Quella frase era rimasta incastrata tra le scapole di Claudio. O forse quei baci. Meglio dire che Mario è incastrato tra le sue ossa. È riuscito a far passare due giorni, non di più.

È così che oggi, Claudio si ritrova a fissare gli attrezzi della palestra del campus, di strada verso il suo ufficio. Lui stava camminando per il corridoio, affiancando la parete di plexiglas che mostra le persone che si allenano, chi più, chi meno, chi guarda il cellulare. Senza farlo a posta, mentre lui andava per la sua strada, ha sentito un soffio caldo andare verso il lato opposto e, su quel tapis roulant che costeggia la parete, per un secondo si è immaginato Mario correre ed incrociare il suo sguardo tra i ciuffi umidi di sudore. E quindi con le mani nelle tasche dei pantaloni della tuta si è fermato con la fronte sulla plastica dura ed ha chiuso un secondo gli occhi. Ha risentito tutto quello che quel vicolo nasconde, ha risentito la sua voce cantare.
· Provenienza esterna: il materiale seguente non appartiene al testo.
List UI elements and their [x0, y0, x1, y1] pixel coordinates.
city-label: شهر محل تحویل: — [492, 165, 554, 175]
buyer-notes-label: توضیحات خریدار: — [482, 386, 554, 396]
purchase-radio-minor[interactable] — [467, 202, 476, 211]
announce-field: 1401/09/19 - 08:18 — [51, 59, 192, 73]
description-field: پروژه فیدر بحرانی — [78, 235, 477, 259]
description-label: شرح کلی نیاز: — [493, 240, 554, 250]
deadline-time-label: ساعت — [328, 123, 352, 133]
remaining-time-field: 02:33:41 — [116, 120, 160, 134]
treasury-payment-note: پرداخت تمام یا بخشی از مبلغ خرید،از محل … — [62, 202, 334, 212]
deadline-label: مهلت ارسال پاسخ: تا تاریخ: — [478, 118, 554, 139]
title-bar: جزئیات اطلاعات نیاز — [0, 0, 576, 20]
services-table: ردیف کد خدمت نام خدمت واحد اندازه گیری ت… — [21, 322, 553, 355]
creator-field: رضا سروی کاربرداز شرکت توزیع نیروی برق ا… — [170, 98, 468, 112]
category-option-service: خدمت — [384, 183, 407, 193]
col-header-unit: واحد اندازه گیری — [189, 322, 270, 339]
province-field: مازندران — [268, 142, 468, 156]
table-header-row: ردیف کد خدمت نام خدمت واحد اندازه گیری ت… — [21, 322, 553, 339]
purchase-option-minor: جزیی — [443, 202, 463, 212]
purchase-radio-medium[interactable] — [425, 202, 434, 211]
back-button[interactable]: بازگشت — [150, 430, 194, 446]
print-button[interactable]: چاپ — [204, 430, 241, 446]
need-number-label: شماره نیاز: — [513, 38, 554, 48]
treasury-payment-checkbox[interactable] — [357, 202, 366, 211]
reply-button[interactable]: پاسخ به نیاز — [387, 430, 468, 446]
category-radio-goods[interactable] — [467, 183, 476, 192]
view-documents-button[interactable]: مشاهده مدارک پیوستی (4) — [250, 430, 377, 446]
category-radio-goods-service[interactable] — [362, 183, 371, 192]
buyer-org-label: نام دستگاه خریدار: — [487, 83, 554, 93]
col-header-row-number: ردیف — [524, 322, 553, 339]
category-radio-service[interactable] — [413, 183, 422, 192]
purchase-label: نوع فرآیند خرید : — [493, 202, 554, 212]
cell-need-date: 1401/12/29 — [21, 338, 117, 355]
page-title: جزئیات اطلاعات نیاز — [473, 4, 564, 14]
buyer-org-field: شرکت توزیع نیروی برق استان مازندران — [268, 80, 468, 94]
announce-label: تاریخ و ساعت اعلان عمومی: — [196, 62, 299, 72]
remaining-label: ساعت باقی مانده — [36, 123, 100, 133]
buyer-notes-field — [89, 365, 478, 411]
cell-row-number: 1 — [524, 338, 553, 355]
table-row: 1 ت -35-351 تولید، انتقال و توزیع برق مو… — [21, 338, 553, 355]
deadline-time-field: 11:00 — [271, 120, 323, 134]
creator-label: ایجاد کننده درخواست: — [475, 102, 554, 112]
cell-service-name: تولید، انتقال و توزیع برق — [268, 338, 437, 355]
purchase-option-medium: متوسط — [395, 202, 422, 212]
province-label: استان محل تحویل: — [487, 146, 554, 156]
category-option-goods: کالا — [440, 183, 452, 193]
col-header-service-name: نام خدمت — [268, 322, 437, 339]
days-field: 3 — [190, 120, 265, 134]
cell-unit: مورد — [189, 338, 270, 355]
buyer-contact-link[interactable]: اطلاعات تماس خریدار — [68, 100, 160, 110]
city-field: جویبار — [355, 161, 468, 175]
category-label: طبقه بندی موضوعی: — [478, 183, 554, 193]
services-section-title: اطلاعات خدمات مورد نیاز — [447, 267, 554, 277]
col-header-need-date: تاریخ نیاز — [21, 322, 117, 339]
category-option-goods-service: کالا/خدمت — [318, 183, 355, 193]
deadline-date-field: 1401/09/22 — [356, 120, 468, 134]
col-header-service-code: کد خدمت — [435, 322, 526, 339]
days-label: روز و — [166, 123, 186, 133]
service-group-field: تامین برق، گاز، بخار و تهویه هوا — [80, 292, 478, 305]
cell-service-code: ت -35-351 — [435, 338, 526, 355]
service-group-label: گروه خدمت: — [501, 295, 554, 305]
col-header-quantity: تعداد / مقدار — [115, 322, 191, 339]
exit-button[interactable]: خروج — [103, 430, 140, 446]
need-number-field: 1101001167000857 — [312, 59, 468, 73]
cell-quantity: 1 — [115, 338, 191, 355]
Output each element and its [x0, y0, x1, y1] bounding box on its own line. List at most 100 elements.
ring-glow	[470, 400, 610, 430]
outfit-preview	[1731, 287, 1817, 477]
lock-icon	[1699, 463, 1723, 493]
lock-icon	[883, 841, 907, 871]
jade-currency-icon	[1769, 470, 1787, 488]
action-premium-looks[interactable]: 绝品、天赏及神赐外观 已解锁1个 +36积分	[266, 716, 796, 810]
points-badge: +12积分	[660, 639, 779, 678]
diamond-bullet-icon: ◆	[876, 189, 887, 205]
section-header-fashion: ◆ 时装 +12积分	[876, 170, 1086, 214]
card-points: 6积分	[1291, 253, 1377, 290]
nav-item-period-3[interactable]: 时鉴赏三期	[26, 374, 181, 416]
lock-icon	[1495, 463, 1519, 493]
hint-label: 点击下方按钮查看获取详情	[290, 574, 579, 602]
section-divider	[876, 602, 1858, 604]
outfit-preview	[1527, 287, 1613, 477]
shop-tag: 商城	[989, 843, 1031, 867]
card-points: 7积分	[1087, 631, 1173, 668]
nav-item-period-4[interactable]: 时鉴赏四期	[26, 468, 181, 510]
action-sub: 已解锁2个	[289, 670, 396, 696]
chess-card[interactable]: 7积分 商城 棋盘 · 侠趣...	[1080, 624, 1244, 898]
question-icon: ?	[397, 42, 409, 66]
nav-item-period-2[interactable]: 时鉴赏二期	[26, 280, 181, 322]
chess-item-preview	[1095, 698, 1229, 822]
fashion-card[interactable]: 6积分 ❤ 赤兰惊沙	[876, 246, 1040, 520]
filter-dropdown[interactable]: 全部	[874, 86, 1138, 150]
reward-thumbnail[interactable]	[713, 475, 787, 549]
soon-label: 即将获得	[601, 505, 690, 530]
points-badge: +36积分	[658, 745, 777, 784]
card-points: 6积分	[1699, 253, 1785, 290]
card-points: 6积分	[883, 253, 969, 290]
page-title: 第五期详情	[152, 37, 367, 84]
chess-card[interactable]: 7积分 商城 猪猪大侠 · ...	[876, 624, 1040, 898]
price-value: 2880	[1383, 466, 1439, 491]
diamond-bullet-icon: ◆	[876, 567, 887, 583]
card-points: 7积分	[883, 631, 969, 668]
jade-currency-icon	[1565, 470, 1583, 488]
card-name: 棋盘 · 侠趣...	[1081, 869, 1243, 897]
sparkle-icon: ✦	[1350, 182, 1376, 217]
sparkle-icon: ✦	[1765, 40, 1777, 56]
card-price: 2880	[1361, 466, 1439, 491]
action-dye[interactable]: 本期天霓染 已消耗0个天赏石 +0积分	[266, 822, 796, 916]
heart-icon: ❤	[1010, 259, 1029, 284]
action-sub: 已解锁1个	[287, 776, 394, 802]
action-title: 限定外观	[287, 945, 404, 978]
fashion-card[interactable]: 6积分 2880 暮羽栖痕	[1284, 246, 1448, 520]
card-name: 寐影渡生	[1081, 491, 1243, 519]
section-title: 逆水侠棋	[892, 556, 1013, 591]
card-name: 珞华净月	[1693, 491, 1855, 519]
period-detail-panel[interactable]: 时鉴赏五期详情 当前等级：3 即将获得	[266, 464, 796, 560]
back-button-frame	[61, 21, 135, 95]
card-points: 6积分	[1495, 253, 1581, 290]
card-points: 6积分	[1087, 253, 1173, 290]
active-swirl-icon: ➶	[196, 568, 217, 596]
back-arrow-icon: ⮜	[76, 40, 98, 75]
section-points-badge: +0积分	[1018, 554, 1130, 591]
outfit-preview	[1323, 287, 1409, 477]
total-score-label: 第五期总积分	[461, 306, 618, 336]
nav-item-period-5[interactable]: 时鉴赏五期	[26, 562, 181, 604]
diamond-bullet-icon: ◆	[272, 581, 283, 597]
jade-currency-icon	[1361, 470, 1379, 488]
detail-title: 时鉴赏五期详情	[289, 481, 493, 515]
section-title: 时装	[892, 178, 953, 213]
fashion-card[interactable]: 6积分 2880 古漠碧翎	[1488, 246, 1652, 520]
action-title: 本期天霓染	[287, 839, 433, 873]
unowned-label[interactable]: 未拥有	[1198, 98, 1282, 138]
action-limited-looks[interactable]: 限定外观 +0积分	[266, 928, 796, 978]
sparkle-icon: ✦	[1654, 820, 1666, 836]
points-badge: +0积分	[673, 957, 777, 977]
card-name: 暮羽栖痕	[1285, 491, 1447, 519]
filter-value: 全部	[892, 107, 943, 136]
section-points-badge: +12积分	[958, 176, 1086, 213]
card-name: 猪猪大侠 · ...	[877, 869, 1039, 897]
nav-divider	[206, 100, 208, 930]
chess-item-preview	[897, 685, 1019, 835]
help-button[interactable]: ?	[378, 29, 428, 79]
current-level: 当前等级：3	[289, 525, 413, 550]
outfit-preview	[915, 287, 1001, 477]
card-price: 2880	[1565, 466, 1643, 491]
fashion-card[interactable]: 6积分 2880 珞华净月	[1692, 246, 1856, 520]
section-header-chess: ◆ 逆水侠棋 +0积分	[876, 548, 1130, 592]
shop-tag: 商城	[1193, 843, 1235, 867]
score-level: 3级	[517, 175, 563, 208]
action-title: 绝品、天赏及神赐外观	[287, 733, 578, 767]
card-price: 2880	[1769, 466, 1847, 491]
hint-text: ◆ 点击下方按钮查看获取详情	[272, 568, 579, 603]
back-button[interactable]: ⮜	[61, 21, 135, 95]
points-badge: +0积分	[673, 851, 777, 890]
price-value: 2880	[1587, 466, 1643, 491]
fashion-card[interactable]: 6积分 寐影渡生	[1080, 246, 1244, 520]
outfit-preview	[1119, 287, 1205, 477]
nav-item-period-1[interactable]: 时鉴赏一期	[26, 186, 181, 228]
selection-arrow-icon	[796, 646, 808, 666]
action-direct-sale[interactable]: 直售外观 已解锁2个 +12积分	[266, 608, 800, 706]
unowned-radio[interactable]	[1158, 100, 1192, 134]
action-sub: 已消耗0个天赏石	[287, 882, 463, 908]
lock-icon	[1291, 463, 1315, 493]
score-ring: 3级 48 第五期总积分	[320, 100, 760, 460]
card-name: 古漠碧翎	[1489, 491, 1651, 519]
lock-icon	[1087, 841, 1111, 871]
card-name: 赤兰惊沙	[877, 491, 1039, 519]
"Tutto bene?". Claudio apre gli occhi spaventato dai colpi dall'altra parte della parete. È imbarazzato, si guarda attorno. "Sì, tutto bene". Va nel suo ufficio. Accende la tv, prova a concentrarsi ma si ritrova a girare sulla sedia, a mordere la penna, a muovere la gamba con impazienza.

Allo stesso modo si ritrova in macchina verso la follia.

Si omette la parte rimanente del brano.